Step One: Describe your ideal client or prospect. Is your client an individual or an entity? If an entity, who is the decision-maker? What does that person care about most? What makes this client or prospect ideal?
In a for-profit corporation, your client cares about creating or preserving value – their profit or competitive advantage. They may also care about restoring value that they feel has been unfairly taken or not paid when due. Individuals may care most about their family member’s health and well-being, what others think about them, or restoring value that they feel has unfairly been taken. Non-profit organizations care about creating value through fundraising and relevant acquisitions and actions, helping their stakeholders, growing their members, and keeping their existing members happy.
Step Two: Do you create new value, maintain value, or restore value for your client?
Step Three: Describe the value in detail from the prospect’s point of view. What unique experience and value are you offering?
Step Four: What problems do your prospects have that keep them awake at night? Come up with as many problems as possible.
Step Five: For each problem you identify, which specific factors, qualities, characteristics, or defining features of your service, product, or the experience of working with you respond to each problem?
Step Six: Put this information together to write a short, easy-to-recall, value proposition in the language of your client. Make it persuasive and distinguishable from competitors. What problems will you solve, or situations will you improve? What specific benefits will you deliver? Why are you better than the lawyer down the hall?
You may need to analyze your competition to discover where they fall short. Their weaknesses are your opportunities to distinguish yourself. What do you do better than your competition? There are three ways to differentiate yourself. You might describe the features – the facts or characteristics of your service; the advantages – how a feature can help the prospect; or the benefits – how a feature or advantage meets a prospect’s explicit needs. Research shows that benefits are the most persuasive way to describe solutions.
Your features are what you offer – notify of new lawsuits soon after they are filed, explain the risks of different strategies, file all documents related to a trademark request, etc. Your benefits solve your prospect’s problems – early notification of lawsuits, sleep better at night, knowing someone is on the lookout for lawsuits against your company. Your advantage may be your price point or speed.
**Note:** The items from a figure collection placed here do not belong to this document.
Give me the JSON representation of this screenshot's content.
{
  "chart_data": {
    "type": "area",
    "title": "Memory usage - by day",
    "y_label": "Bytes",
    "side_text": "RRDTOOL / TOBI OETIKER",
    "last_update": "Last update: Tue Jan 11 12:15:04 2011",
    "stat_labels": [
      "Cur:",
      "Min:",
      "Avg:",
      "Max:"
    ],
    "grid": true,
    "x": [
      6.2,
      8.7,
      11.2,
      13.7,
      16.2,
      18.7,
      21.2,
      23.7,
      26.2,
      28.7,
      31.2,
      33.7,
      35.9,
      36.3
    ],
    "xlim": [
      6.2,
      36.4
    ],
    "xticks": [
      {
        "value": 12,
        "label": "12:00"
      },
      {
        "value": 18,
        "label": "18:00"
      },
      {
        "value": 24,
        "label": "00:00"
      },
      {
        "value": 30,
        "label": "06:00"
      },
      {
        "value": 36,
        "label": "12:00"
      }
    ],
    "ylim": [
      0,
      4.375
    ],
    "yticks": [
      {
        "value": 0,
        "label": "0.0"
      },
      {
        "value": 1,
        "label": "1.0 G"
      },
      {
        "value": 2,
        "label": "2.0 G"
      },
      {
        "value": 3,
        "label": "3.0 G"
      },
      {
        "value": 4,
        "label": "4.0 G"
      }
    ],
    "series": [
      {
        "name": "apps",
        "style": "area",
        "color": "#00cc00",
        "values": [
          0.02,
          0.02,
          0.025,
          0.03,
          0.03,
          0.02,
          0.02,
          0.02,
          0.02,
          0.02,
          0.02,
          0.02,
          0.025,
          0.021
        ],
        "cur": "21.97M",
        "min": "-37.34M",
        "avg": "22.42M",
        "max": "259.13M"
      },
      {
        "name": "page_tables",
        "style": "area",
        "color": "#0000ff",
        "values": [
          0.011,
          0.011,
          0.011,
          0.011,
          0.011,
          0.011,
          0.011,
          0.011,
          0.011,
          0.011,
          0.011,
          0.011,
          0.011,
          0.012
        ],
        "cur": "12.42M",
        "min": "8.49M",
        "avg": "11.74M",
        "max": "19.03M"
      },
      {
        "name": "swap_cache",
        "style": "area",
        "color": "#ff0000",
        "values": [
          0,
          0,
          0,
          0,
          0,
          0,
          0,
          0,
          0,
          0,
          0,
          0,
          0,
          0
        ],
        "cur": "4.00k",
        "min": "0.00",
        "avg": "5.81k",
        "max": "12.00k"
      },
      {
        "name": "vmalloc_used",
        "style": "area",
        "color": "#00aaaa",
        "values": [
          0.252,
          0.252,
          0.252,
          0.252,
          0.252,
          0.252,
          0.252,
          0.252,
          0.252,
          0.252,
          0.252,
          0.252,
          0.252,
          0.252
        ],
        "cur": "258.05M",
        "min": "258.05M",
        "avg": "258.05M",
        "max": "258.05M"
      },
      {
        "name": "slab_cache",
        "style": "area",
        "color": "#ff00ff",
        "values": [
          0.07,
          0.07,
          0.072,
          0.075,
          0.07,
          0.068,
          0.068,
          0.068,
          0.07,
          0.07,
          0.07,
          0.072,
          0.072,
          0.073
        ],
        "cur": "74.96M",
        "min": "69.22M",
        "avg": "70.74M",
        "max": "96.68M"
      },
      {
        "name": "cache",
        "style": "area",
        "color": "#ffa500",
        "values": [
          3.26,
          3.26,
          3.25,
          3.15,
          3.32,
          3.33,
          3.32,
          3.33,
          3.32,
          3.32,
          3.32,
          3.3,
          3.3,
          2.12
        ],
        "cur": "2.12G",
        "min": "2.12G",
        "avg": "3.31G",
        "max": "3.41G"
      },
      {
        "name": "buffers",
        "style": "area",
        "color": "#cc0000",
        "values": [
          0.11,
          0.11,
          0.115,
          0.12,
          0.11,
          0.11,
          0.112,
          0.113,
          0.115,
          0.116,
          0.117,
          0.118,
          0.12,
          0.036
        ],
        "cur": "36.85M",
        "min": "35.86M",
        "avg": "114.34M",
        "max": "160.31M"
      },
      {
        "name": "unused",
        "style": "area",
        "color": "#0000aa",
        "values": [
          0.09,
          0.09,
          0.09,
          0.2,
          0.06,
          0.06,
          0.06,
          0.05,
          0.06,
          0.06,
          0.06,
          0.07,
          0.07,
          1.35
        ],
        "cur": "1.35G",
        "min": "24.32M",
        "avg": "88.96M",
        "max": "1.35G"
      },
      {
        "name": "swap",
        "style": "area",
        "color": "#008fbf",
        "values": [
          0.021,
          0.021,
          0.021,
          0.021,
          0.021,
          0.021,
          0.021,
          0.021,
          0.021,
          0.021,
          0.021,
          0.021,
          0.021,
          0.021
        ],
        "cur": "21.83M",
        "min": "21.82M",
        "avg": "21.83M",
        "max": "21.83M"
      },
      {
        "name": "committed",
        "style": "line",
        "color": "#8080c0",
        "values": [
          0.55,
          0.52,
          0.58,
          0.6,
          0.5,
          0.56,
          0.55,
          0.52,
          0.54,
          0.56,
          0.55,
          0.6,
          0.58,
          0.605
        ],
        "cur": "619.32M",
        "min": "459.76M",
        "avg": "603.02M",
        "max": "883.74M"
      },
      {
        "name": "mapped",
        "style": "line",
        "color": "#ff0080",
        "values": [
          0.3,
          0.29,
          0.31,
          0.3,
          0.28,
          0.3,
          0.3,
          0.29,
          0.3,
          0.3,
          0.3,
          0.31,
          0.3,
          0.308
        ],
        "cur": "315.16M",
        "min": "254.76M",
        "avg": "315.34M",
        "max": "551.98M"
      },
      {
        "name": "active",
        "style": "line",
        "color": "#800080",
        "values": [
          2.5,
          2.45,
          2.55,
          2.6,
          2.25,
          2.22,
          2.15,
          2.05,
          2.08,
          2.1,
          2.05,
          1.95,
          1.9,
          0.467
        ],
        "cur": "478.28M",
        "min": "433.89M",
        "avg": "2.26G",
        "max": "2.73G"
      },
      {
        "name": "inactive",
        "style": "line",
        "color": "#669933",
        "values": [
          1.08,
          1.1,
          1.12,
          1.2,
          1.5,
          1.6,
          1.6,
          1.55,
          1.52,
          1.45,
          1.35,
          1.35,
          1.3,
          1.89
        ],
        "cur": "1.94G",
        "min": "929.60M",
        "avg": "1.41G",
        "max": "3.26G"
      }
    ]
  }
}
Start with one short sentence about the end-benefit of your legal services. Then in 2-3 sentences, specifically explain those services and why they are useful. List three key features, advantages, or benefits of your services with bullet points.
Conclusion
Your value proposition should be read and understood quickly in less than 30 seconds. As long as you are not trying to sell something that few people want to buy or trying to sell to someone who doesn’t have purchasing power, your value proposition will transform prospects into clients and clients into brand advocates.